Le président Emmanuel Macron a choisi, dans son allocution sur la guerre en Iran et au Moyen-Orient, de condamner les frappes américano-israéliennes en les qualifiant d’« opérations menées en dehors du droit international », tout en reconnaissant que la République islamique d’Iran porte la « responsabilité première » du conflit par son programme nucléaire, ses missiles et son soutien à des groupes terroristes au Liban, au Yémen et en Irak.
Cette position illustre une contradiction morale insoutenable : Macron décrit un régime criminel, mais réserve sa condamnation juridique et politique à ceux qui l’empêchent d’accéder à l’arme nucléaire et de frapper Israël.

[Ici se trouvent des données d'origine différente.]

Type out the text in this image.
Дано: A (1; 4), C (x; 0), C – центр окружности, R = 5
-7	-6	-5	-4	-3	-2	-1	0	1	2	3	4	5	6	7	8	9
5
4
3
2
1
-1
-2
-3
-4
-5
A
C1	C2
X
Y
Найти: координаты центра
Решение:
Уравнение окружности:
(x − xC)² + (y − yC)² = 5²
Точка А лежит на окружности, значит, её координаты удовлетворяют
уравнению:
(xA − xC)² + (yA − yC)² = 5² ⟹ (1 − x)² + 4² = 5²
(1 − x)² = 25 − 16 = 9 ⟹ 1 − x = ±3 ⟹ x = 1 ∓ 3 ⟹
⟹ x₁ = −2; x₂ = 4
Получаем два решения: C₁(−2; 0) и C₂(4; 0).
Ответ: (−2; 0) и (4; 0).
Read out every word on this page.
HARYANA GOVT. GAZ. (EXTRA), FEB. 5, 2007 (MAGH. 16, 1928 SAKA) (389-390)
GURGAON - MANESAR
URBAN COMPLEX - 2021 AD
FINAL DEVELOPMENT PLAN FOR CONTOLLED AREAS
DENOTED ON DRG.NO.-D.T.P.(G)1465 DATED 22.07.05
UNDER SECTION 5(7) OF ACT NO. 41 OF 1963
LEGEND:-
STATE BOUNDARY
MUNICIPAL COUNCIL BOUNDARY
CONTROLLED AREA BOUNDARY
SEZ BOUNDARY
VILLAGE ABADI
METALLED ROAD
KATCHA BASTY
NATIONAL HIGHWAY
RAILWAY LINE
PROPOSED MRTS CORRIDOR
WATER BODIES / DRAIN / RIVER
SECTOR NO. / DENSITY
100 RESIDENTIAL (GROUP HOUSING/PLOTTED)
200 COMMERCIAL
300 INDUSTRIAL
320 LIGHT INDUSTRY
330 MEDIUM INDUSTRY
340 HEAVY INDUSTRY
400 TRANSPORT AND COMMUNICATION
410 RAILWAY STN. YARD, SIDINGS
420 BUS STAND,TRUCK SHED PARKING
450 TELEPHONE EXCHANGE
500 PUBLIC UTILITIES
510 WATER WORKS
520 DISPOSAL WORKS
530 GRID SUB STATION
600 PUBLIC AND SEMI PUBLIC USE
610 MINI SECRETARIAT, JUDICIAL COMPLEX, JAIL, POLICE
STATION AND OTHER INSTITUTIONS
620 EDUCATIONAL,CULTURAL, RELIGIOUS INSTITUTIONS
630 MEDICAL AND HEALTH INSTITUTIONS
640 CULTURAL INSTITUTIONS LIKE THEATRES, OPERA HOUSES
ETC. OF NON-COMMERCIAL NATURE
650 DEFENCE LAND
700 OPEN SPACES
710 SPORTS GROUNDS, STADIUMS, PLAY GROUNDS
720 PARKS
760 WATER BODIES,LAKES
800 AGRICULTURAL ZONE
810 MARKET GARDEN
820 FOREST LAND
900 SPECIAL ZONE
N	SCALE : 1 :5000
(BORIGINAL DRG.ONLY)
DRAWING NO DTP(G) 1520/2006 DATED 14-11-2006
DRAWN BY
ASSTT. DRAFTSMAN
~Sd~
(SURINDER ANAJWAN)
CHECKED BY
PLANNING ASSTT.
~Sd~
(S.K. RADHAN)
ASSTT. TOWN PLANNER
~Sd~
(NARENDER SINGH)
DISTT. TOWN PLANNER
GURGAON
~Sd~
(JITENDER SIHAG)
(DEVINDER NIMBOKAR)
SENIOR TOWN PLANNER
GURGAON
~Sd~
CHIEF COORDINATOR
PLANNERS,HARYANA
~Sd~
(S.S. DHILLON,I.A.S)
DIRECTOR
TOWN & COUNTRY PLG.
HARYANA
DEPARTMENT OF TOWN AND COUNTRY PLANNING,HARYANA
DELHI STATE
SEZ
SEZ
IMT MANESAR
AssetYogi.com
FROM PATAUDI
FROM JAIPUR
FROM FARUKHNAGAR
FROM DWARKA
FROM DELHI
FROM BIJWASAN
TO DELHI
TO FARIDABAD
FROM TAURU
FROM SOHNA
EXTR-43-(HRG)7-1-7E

Le même président français met désormais en garde contre une opération terrestre israélienne au Liban, parlant « d’escalade dangereuse » et « d’erreur stratégique », alors même que le Hezbollah bombarde le nord d’Israël par roquettes et drones, jusqu’à la région de Haïfa, et que Tsahal envisage logiquement une offensive pour neutraliser cette menace. En d’autres termes, Israël devrait encaisser les coups sans aller démanteler l’appareil militaire d’une organisation terroriste qui tient le Liban en otage. C’est exactement le contraire de la responsabilité stratégique et de la morale la plus élémentaire.
Quant au « droit international » que Macron brandit, il suffit de regarder qui siège dans certaines instances onusiennes pour mesurer à quel point ce terme est devenu un paravent politique. Des résolutions successives de l’ONU dénoncent pourtant la flambée d’exécutions en Iran, l’usage de la peine de mort comme outil de terreur politique, la torture, les arrestations arbitraires, la répression sanglante de manifestations, jusqu’aux massacres de milliers de manifestants en 2009, 2017, 2019 et 2022. Le régime iranien, qui exécute en 2026 par dizaines de milliers ses propres citoyens, reste pourtant traité comme un interlocuteur normal, tandis que l’État juif, qui se défend contre ce régime et contre ses milices, est accusé de violer la loi.
Pour nous, la hiérarchie est claire :
- Aucun texte, aucune instance internationale ne peut primer sur le droit du peuple juif à la vie, à la sécurité et à l’auto-défense sur sa terre.
- Un « droit » qui protège un régime théocratique auteur de crimes contre l’humanité, tout en délégitimant ceux qui le stoppent, n’est plus du droit : c’est de la capitulation morale.
- La vraie faute stratégique n’est pas l’opération terrestre contre le Hezbollah, mais le fait d’avoir laissé ce proxy iranien s’armer jusqu’aux dents au sud-Liban malgré les résolutions censées l’en empêcher.
Israël ne mène pas une guerre de conquête, mais une guerre de survie contre un axe Iran–Hezbollah–milices qui proclame ouvertement vouloir l’anéantissement de l’État juif. L’intervention américano-israélienne contre les installations nucléaires et les capacités militaires iraniennes n’est pas une fuite hors du droit, c’est l’application la plus concrète du droit fondamental des nations à se défendre d’une menace existentielle.
Nous appellons donc les dirigeants français qui se réclament des droits de l’homme à retrouver le sens des mots : on ne met pas sur le même plan un État démocratique assiégé et un régime théocratique qui exécute, torture et exporte le terrorisme. Face aux ayatollahs et à leurs marionnettes armées, le véritable camp du droit, de la morale et de la liberté, c’est Israël qui frappe pour survivre – pas ceux qui, au nom d’un juridisme sélectif, lui demandent de rester immobile sous le feu.